Jahn survived the Nazi occupation of Poland by working as a feeder of lice at Rudolf Weigl's typhus research institute in Lwów. After the war he first worked in Lublin, at the Maria Curie-Skłodowska University, and then in the reconstituted Wrocław University (which included a large number of the faculty from Jan Kazimierz University in Lwów who survived the war). In the 1950s he resumed his polar studies, participating in expeditions to Spitsbergen and the Polish Polar Station in Hornsund. He also conducted research in Siberia, Alaska and other parts of Scandinavia which made him one of the foremost polar geomorphologists in the world. He was made president (rector) of Wrocław University in 1962.

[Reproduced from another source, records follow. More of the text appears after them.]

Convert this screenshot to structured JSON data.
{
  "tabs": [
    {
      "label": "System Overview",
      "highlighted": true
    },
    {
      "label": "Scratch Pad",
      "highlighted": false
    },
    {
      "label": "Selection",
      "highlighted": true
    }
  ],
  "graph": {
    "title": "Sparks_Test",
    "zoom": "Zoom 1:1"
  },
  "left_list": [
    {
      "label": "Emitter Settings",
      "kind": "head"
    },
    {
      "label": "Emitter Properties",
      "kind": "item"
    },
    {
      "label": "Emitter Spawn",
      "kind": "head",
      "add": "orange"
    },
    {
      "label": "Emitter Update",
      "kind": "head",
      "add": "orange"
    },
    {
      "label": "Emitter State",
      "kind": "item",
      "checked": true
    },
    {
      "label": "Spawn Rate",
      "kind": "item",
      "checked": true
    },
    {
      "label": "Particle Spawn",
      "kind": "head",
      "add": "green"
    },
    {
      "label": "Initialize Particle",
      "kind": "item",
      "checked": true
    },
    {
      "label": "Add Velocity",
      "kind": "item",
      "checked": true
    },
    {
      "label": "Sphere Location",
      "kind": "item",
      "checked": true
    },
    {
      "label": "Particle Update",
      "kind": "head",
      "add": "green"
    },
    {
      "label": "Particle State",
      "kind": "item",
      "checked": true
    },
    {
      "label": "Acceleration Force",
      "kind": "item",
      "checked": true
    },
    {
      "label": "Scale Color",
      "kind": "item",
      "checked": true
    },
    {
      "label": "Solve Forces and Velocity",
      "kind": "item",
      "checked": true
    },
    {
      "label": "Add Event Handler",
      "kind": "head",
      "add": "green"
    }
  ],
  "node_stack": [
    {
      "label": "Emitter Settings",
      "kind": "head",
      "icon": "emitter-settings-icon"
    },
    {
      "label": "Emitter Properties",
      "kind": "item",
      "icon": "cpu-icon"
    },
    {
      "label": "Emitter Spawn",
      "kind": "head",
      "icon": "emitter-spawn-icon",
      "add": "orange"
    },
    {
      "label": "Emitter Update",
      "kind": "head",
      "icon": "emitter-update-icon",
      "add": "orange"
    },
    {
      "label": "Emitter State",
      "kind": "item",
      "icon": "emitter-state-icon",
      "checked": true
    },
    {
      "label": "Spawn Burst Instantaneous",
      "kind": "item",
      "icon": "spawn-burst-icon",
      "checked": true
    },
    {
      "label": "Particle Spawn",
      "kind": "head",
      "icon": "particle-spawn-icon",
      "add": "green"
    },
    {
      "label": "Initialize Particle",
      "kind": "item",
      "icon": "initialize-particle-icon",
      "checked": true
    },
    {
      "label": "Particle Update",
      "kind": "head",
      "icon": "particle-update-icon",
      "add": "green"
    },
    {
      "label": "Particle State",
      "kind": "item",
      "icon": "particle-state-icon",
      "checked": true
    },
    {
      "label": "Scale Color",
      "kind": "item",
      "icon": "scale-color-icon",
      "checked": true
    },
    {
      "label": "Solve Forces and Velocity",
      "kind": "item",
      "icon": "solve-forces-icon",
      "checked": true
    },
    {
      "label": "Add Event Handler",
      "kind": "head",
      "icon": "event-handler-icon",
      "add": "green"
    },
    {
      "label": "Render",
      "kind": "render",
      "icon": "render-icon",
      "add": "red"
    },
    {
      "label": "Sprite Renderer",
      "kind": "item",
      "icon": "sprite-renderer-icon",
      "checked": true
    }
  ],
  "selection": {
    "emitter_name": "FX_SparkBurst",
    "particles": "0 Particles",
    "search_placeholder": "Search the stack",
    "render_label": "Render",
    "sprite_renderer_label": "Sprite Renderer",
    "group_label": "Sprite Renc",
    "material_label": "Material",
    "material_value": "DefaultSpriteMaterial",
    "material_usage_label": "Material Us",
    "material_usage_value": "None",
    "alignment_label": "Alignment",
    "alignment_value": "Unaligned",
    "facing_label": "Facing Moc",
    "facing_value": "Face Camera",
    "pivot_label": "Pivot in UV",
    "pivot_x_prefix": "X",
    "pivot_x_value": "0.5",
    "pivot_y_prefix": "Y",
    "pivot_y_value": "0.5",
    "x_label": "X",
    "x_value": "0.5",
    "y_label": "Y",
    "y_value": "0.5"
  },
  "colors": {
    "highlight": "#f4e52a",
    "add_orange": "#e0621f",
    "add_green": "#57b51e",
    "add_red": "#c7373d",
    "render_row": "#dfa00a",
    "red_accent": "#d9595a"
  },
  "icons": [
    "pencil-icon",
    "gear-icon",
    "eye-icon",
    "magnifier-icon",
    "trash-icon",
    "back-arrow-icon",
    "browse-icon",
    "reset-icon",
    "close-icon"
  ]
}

In 1968, as a rector of Wrocław University, he made the decision to support the student strikes against Communist censorship. As a result, he lost his job. Likewise, during the martial law in Poland in 1982, he spoke out against the policies of the Jaruzelski government and was consequently removed by the authorities from his position as chair of the Committee on Polar Research of the Polish Academy of Sciences.
In 1972 he founded the Polar Club of the Geographical Society of Poland and served as its first president until 1982. Jahn retired in the 1990s but remained scholarly active until his death on April 1, 1999 in Wrocław.
Alfred Jahn was a member of the Polish Academy of Science, of Norwegian Academy of Science and Letters, and the German Akademie Leopoldina. He published his memoirs, "Z Kleparowa w świat szeroki" (From Kleparow into the big wide world), in 1991.